The patient population
It is estimated that one in two people born after 1960 will develop cancer. In addition, cancer is the leading cause of mortality in the UK and responsible for more than one in four deaths (Cancer Research UK statistics). Due to an ageing population, the overall incidence and death rates from cancer are rising, although age-specific incidence rates are falling.
There is wide geographical variation in the incidence of cancer and cancer-related mortality in the UK. This is in part attributable to differences in the prevalence of modifiable risk factors in local populations. It is estimated that approximately 42% of all cancers in the UK are preventable and due to modifiable risk factors such as smoking, obesity, alcohol, sun exposure, diet and physical inactivity (Cancer Research UK statistics; Parkin et al, British Journal of Cancer (2011)). There is also an association between income inequalities, ethnic minority populations and cancer incidence and late presentation.

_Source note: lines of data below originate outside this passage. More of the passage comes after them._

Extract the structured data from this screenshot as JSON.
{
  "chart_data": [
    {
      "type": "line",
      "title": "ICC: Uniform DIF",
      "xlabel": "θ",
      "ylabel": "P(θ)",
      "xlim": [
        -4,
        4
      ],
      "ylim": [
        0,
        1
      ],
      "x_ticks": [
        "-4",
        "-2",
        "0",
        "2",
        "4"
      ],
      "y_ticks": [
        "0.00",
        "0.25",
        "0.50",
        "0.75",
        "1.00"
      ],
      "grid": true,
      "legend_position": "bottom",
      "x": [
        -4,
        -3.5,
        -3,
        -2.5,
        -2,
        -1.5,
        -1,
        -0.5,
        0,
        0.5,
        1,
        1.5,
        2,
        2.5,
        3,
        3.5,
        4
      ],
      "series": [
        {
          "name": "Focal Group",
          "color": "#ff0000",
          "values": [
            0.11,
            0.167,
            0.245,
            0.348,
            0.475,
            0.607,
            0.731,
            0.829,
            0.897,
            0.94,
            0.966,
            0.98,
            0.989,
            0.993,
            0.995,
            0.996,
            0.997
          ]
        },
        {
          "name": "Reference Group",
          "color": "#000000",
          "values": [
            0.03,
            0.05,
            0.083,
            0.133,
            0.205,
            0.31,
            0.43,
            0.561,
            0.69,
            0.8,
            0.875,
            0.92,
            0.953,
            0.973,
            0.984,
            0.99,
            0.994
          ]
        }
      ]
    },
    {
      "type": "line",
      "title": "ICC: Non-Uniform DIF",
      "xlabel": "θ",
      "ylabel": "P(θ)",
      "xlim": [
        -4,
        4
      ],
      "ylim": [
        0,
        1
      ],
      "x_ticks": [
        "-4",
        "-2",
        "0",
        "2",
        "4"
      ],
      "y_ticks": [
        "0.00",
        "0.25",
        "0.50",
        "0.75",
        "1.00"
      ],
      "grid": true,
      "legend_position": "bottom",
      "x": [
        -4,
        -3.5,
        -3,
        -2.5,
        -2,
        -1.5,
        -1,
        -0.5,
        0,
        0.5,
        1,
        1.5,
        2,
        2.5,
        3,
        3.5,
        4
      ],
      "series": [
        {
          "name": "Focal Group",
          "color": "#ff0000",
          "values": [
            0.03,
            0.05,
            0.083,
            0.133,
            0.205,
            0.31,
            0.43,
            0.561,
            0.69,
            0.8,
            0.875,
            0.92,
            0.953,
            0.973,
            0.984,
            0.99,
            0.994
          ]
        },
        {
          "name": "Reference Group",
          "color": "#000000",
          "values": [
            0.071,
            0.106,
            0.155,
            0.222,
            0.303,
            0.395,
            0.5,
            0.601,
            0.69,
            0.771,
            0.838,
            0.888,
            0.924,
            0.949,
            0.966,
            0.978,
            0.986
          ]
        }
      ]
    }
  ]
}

Given the scale of the burden of cancer mortality and morbidity, and the one in two lifetime risk, a broad population-based strategy coupled with local risk factor prevalence-linked focused prevention strategies are likely to be most effective in combating this disease, as highlighted in the National Cancer Taskforce report (opens PDF, 577.23KB) from 2016.
Prevention of disease
There are extensive data linking modifiable risk factors to cancer, and evidence to support that primary prevention is effective in reducing cancer risk.
The most important lifestyle factors responsible for cancer in men are: smoking (23%), deficient intake of fruits and vegetables (6.1%), occupational exposures (4.9%) and alcohol consumption (4.6%). In women these are: smoking (15.6%), being overweight and obesity (6.9%) and infectious agents (3.7%).
The single most effective and important cancer prevention strategy is therefore smoking cessation. This has been targeted through government policies on taxation and advertising, public health campaigns, access to stop smoking clinics, availability of nicotine substitutes, and drugs to help people to stop smoking.
Similar strategies to combat alcohol, obesity and dietary causes of cancer such as deficient intake of fruit and vegetables, low fibre intake, high salt intake, and red and processed meat are being championed by government policies and public health initiatives.
Cervical, anal and oropharyngeal cancers are associated with human papilloma virus (HPV) infections. HPV vaccination has been shown to reduce the incidence of HPV-associated malignancies, and has now been incorporated into the national immunisation programme.
In addition, the national cancer screening programmes for breast, bowel and cervical cancer have had a key role in identifying and treating patients with pre-malignant disease, and reduce the risk of cancer-associated mortality.
Chemoprevention with tamoxifen and raloxifene have been recommended by NICE for patients at high-risk of developing breast cancer, and aspirin is effective in preventing colon cancers in patients with Lynch syndrome.
Patients with a cancer and their relatives, even in the absence of identifiable cancer risk genes, are at increased risk of further cancers. The role of medical oncologists is therefore to act in conjunction with the above, providing information on risk factors, signposting to stop smoking and other health promotion programmes, and encouraging patients and their relatives to participate in cancer screening programmes.
Planning effective services
Cancer Research UK has extensive published guidance on the prevalence of cancer risk factors, and priorities for cancer prevention (Cancer Research UK stats). This is also reflected in the recommendation of the Independent Cancer Taskforce Report, which sets out key areas and targets for reduction in cancer mortality due to modifiable risk factors.
While much of the emphasis is in on population-based strategies aimed at reducing smoking, alcohol, sugar and obesity through government policy interventions, there remains a key role for primary, secondary and tertiary care physicians to promote these initiatives, in addition to encouraging uptake of screening and immunisation programmes.
An area that that is lacking in implementation, despite NICE guidance, is the implementation of cancer chemoprevention programmes for breast cancer. Services to cater for this group of women at high risk of breast cancer are extremely variable across the country, and would benefit from more uniform commissioning and implementation.
Given the sheer scale of the burden of cancer, effective prevention, and early detection strategies are likely to be the cornerstone of disease control at a national and international level for the foreseeable future.